Chaque blessure est difficile à gérer mais celle-ci est survenue à un moment singulier. J’étais en fin de contrat avec Toulouse et j’avais quelques options. Dans ma tête, la Coupe du monde était la priorité. À 34 ans et avec la préparatio­n au Mondial qui se profilait, il était compliqué de trouver une bonne situation. Puis la blessure est arrivée… Déjà, j’étais extrêmemen­t déçu de ne pouvoir finir la saison avec le Stade toulousain car je me sentais bien et on vivait quelque chose d’extraordin­aire. Sur le coup, je me suis dit : « Le rugby, c’est peut-être fini pour moi. » Le lendemain, j’ai effectué les examens et j’avais tout cassé : ligament latéral, ligament croisé, ménisque. C’était ma première grave blessure. Le chirurgien m’a confié : « On va faire l’opération très vite et, si tu mets 100 % de ton énergie tous les jours, il reste une chance d’aller à la Coupe du monde. » J’en ai discuté avec le staff de l’équipe nationale et je leur ai affirmé : « Je vais tout donner. » Le 17 mars, j’ai changé d’état d’esprit. Je voulais être au Mondial mais toutes les options que j’avais pour signer un nouveau contrat ont été reléguées au second plan.

C’était un sacrifice…

Oui, ma rééducatio­n débutait à 8 heures le matin et finissait à 22 heures le soir. J’ai fait tout mon possible, même à la maison en louant des machines. Je n’ai passé que trois ou quatre jours chez moi durant les trois mois d’été. Le reste du temps, j’étais dans les centres de rééducatio­n ou avec l’équipe d’Italie. J’ai eu la chance d’aller à la Coupe du monde. Mais le typhon est passé par là et a dit : « Non Leo, tu ne joueras pas. »

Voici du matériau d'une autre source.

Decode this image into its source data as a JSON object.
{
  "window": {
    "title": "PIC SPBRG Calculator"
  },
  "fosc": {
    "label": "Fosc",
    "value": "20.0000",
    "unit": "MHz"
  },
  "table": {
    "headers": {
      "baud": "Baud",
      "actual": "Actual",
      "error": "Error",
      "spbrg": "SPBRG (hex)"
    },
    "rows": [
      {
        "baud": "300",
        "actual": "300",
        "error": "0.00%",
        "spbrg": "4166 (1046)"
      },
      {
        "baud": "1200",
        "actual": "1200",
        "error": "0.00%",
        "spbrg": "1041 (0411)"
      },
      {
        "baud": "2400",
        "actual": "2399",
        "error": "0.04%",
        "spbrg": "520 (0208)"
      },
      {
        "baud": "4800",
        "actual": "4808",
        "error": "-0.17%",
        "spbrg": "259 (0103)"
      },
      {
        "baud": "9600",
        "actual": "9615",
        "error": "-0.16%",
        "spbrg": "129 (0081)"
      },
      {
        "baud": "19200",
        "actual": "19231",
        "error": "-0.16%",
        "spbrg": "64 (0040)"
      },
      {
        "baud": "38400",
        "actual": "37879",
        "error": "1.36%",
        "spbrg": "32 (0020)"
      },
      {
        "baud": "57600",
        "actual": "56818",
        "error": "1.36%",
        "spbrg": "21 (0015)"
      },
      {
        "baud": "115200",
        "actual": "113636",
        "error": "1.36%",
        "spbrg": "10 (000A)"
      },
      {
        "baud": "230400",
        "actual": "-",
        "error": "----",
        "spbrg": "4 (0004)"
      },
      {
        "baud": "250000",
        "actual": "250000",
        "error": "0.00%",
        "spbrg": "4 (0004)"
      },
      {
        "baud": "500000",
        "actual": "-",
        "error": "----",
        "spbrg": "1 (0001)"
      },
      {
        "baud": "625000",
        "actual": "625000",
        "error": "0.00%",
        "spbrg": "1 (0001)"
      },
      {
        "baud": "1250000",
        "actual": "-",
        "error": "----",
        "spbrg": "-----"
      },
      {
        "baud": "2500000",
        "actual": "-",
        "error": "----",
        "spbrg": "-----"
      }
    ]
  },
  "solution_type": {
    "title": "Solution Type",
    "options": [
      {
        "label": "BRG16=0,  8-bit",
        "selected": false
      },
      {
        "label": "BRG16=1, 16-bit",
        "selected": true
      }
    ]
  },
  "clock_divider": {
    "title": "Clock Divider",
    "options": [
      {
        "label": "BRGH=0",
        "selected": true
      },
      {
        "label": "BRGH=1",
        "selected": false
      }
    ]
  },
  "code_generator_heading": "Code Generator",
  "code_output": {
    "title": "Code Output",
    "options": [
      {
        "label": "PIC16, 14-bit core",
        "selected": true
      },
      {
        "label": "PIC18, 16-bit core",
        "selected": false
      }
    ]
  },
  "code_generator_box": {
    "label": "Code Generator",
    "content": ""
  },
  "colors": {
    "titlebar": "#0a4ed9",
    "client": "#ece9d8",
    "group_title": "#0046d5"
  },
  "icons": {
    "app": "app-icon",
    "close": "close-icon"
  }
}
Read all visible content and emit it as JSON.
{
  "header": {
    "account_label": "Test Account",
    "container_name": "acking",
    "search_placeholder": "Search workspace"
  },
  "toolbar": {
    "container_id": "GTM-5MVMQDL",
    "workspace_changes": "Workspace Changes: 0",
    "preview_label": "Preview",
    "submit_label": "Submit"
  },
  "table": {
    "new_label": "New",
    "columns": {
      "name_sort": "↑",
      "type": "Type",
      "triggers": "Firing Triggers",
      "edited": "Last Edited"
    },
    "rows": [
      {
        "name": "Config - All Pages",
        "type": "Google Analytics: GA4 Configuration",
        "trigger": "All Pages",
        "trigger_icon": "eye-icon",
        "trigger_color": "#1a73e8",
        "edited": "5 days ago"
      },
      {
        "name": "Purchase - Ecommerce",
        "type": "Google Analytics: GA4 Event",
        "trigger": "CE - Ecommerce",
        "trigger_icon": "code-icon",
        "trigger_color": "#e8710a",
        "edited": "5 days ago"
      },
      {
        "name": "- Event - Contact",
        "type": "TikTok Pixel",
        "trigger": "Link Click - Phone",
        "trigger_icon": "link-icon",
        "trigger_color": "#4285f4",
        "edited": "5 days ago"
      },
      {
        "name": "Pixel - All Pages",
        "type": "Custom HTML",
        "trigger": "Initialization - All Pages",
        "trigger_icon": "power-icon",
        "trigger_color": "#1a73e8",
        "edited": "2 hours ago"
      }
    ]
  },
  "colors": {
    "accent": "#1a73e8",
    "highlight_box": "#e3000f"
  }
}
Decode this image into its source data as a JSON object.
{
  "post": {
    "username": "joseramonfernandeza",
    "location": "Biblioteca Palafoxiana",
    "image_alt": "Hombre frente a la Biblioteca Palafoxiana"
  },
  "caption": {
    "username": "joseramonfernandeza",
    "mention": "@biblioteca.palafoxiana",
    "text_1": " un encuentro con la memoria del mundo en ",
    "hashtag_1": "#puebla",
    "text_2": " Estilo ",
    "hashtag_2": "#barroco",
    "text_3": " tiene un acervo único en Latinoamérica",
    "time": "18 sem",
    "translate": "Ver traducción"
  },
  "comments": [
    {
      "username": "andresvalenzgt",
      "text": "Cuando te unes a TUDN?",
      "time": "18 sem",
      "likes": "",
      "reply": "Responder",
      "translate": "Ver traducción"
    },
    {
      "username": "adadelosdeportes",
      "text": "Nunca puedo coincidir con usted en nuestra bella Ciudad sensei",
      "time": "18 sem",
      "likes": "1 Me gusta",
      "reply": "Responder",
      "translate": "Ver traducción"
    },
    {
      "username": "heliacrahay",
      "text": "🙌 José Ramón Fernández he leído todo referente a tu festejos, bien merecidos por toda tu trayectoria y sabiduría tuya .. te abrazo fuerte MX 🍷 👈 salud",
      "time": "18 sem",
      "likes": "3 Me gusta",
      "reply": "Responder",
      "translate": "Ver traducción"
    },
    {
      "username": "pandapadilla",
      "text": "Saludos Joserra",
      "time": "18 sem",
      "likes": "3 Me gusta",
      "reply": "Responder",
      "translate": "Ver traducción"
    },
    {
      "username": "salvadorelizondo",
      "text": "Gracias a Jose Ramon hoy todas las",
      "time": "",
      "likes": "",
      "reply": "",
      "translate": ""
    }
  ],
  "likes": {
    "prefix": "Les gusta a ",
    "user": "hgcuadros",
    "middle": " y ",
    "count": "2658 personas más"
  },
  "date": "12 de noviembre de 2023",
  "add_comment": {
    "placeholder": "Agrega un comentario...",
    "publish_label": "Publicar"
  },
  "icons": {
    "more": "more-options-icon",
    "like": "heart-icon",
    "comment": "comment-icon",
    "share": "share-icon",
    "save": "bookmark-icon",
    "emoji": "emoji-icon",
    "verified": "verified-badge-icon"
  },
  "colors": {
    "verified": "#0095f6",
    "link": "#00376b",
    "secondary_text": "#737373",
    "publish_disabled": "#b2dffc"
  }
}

Ce typhon qui a provoqué l’annulation d’Angleterre­Italie, que vous deviez disputer…

J’ai alors vu toutes les semaines d’efforts défiler en quelques secondes, tous ces moments sacrifiés. Je ne pouvais rien faire. Le jour où ils ont annoncé la nouvelle, j’avais mes meilleures sensations des six mois. À la fin de l’entraîneme­nt, je savais que j’étais prêt et le coach nous a communiqué la décision. Ce fut un coup de massue. Je ne pensais plus à rien, ma tête était vide. Nous sommes restés trois jours enfermés dans l’hôtel, ce n’était pas l’idéal pour évacuer. Heureuseme­nt, ma famille, venue voir le match, était avec moi.

Vous vous êtes retrouvé sans club…

Oui, mais je devais d’abord continuer la rééducatio­n. Pour aller au Mondial, j’ai dû sauter des étapes. Pour une blessure pareille, le délai est de huit ou neuf mois, j’étais sur le terrain en cinq mois. J’ai accepté de prendre des risques et j’ai ensuite rattrapé certains passages pour renforcer les muscles et l’articulati­on. J’ai repris avec moins de stress pour poursuivre ma carrière et pour la vie de tous les jours.

Je veux pouvoir courir avec mes enfants dans quelques années.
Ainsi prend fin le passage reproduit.